How are bikes measured?
There are two basic measurement systems: by size (small, medium, large) and by measurement (in centimetres). Both systems are based on the metal frame of the bike, as the added components (handlebars, saddles, etc) are interchangeable.
Generally, frames are measured by the distance from the centre of the bottom bracket to the top of the seat tube (see diagram below). However, the method of measurement can vary between manufacturers as they each have their own approach to bike design.
Bike sizing vs. bike fitting
They may sound like the same thing, but bike sizing and fitting are actually two entirely different things. For the sake of this article, we are focusing on bike sizing, which is fitting you, as a rider, to the bike.
An in-depth bike fitting is a great idea, but only once you have the base of your bike size. From there you can further adjust all the little things like handle bars, saddle, and pedal position – essentially fitting the bike to you.
How to determine your frame size
There are a ton of online calculators that can help you get an idea of your frame size, but won’t necessarily give you the whole picture. Two people can be the same height, while having different length legs and torso.

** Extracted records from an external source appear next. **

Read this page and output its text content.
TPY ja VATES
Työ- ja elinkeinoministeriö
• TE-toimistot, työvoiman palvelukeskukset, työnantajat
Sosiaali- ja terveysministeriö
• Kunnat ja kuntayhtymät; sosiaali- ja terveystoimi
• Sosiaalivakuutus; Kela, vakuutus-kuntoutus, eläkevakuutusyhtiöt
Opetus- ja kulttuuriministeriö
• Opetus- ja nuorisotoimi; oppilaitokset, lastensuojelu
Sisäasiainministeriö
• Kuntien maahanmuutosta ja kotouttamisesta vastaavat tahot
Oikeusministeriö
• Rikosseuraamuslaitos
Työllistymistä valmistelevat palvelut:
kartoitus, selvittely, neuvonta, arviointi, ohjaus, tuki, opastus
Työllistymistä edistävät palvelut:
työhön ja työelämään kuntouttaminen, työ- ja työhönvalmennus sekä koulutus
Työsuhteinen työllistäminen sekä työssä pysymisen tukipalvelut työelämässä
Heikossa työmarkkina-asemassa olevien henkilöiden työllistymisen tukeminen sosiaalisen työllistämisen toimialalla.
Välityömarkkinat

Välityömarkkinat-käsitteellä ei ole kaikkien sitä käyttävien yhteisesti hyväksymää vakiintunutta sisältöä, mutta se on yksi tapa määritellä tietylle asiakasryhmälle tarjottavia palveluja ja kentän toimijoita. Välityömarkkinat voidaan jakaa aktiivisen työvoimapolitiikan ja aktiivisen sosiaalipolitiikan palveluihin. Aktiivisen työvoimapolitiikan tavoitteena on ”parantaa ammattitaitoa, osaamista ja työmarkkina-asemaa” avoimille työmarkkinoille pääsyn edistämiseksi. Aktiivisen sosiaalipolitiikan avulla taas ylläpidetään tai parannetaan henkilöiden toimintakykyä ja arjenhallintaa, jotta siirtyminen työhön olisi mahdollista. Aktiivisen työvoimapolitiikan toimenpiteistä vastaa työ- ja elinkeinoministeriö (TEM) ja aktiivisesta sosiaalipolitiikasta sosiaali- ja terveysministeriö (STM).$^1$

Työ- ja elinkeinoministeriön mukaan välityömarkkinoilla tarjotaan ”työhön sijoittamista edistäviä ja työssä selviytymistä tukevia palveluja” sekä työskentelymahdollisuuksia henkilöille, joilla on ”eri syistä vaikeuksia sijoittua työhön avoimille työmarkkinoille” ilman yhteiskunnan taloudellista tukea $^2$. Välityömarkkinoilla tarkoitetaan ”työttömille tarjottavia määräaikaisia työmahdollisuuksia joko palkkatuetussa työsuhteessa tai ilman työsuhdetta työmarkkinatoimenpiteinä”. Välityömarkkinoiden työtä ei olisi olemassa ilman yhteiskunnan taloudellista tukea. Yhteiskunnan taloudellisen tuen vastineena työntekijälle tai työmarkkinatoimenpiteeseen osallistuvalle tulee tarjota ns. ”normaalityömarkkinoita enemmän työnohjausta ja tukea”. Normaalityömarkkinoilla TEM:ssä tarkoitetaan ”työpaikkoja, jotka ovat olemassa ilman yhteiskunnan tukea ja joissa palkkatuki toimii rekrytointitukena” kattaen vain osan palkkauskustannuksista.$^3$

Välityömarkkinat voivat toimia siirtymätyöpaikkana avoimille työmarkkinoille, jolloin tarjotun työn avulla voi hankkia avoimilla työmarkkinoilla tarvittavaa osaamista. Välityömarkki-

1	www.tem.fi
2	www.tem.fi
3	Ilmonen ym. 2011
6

Bike size is determined by three main measurements:
- Your height – This is not the time to round up your 5”11 to 6”0, so be sure to get an accurate measure of your standing height.
- Inseam length – This refers to the distance from your crotch to the end of your pant leg and determines your standover height (so you can comfortably stand over the crossbar). You’ll need about 1-3 inches of wiggle room between the crossbar and your crotch.
- Your reach – Measured by the “Ape index,” your reach is your arm span compared to your height. It is calculated by subtracting your height from your arm span (measured from fingertip to fingertip). If a positive number, your arm span is greater than your height (and perhaps you should pick up rock climbing). If a negative number, your height is greater than your arm span.
A general sizing guide
The following chart shows a general guide to bike sizing in regards to your height and inseam length.
If you go into your local bike shop, they should help you with all these measurements and get you onto the appropriately sized bike, but it’s not a bad idea to go in with an idea of what will work for you. It’s not worth impulse buying the wrong size bike because it’s on sale or catches your eye! Make sure you take the time to try out a bike before buying when possible, and a thorough bike fitting is always a good idea.